Guadeloupe is an archipelago with a splendiferous landscape composed of:

– Nice beaches with crystal clear turquoise waters adorned with gold, white, brown and black powdery sand and cascading waterfalls.

– An active volcano the “Soufrière” also called the “tall lady” which is the highest mountain peak in the Lesser Antilles.

– A luxuriant flora with a tropical dry forest, a rainforest, a mangrove swamp, aquatic plants, multifarious flowering plants encompassing more than 100 varieties of orchids and 270 varieties of ferns.

– A vibrant and vigorous aquatic and terrestrial fauna with sea turtles, shellfish, fishes, coral reef, mammals, reptiles, amphibians, invertebrates and a wide variety of birds including a unique indigenous bird called the black woodpecker.

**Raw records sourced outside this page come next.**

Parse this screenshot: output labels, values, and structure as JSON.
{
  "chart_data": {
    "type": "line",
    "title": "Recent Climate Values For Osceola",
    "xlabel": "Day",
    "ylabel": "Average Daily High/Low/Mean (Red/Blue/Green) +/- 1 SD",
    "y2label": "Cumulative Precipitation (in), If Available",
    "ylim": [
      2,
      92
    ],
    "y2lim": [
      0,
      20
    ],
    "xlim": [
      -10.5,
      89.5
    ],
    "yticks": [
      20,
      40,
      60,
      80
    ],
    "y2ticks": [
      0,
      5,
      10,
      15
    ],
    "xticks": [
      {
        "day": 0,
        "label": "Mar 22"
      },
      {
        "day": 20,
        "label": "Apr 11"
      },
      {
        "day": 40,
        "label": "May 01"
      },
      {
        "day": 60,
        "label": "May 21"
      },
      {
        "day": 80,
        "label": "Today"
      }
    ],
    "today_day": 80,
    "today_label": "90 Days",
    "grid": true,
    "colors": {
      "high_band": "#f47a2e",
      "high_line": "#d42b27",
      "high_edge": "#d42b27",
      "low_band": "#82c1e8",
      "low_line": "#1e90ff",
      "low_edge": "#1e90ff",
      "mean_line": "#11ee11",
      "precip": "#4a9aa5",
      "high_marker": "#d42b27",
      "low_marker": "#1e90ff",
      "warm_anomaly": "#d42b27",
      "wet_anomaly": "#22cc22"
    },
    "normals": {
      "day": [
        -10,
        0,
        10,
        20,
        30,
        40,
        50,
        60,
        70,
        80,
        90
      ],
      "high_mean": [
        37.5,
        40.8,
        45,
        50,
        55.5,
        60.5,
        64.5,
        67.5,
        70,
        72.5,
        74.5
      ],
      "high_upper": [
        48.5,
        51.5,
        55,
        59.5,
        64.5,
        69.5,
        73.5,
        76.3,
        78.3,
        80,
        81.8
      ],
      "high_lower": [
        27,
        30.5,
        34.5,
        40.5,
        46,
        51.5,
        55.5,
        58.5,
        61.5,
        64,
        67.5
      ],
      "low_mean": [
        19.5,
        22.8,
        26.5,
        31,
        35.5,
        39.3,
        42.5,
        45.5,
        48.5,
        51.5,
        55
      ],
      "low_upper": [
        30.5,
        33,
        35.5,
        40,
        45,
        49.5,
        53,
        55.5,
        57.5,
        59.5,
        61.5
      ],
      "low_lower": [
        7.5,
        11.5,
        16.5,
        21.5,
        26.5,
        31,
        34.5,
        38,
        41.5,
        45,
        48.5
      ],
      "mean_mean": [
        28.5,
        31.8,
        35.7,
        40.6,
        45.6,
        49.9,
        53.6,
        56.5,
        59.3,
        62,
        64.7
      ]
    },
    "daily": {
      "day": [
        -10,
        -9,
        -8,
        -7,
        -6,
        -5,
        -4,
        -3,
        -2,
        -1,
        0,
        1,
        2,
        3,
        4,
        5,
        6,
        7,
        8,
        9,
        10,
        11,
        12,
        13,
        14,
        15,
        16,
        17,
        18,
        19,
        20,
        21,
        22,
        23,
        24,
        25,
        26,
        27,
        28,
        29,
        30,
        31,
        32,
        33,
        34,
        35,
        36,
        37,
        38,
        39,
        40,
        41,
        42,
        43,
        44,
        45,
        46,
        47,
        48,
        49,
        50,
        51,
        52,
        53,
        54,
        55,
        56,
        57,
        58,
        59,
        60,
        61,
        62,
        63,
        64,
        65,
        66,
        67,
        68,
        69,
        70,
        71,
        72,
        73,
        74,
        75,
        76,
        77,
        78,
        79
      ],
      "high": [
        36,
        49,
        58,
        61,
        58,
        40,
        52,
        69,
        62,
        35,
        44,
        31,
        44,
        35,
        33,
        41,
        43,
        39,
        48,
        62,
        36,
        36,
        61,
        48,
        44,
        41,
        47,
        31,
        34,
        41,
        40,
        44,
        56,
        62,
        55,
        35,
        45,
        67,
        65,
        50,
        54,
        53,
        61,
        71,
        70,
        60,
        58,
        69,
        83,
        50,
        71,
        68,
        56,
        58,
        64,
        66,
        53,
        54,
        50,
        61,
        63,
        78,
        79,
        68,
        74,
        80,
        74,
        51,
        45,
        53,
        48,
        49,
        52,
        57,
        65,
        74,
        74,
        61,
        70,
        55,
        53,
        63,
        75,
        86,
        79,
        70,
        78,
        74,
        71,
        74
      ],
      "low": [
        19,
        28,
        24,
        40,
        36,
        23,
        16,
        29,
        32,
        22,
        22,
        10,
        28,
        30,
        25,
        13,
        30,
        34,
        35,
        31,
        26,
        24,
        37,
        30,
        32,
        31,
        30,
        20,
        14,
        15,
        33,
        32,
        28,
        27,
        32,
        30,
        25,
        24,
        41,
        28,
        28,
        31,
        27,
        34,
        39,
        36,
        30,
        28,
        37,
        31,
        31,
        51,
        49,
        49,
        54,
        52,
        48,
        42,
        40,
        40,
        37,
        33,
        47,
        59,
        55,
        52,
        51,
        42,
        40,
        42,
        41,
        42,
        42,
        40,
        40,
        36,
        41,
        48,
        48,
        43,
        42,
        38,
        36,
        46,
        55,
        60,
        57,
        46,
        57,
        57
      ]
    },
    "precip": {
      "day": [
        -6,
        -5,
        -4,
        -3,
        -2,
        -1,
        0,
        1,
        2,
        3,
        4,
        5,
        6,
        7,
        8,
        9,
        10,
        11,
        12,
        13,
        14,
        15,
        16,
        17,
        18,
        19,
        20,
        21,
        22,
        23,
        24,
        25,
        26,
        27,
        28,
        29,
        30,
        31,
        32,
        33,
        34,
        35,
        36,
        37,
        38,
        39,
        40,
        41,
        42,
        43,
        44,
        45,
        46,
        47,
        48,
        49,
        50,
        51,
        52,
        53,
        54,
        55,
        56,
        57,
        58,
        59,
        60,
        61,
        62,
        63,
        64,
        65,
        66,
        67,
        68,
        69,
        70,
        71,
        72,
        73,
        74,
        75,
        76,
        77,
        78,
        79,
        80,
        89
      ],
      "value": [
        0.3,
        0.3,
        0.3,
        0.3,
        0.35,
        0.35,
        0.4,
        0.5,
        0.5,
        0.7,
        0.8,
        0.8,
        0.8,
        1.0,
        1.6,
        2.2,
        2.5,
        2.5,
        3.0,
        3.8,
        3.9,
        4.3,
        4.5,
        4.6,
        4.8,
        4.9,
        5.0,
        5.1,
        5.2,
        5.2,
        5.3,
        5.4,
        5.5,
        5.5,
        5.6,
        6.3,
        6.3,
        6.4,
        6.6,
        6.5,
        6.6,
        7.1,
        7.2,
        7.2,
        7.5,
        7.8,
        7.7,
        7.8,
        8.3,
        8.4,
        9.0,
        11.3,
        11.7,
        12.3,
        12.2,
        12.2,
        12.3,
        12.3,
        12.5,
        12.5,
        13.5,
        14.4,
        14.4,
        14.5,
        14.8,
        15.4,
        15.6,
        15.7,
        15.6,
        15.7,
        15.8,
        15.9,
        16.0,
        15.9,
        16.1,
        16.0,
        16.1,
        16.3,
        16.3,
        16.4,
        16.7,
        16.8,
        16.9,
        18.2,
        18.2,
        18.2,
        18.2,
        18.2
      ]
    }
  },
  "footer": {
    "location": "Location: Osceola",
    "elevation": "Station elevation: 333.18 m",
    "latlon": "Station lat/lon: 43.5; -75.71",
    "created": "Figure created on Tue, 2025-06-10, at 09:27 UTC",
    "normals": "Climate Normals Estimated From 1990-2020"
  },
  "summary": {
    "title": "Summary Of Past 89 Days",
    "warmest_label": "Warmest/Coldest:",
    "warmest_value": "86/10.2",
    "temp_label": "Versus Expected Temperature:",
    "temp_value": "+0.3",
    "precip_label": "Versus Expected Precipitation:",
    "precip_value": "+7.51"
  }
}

 Guadeloupe is a rich cultural heritage and traditions made up of:

  • A plentiful culinary heritage which blends Caribbean, European, Indian, African and Oriental influences, representing a diverse palette for the palates:

– Succulent seafood, farm-fresh meats, tropical fruits and vegetables and an array of spices which allows the population and over 200 local restaurants making innumerable recipes as appetizers, main dishes, desserts, jams and fresh juices.

– The “Bokit” which is the traditional and typical fried sandwich.

– The local aperitif “Ti Punch” which is prepared from the traditional and national drink “the rum”, lime and brown sugar

– The high quality and original pure Arabica coffee

  • A multi-faceted identity where Indian rites, African memory and the rule of the 17th-century colonists are part of everyday life. Islanders enjoy many traditional music and dance styles as well as modern international influences including:

– Gwo ka – Biguine – Quadrille – Zouk – Reggae / Dance hall – Hip Hop

  • A good deal of celebrations, festivals, parties during the year conveying the population joy of life:

– The best known and most animated annual festival is the Carnival which is an explosive period of cheerfulness during 2 months and special days of celebration.

  •  A bilingual archipelago:

– The official language is French but the majority of Guadeloupeans are Creole-speakers. The Creole is the regional language and reflects our history based on a mix of French, African and Amerindian languages. There is a university degree in Creole since 2000.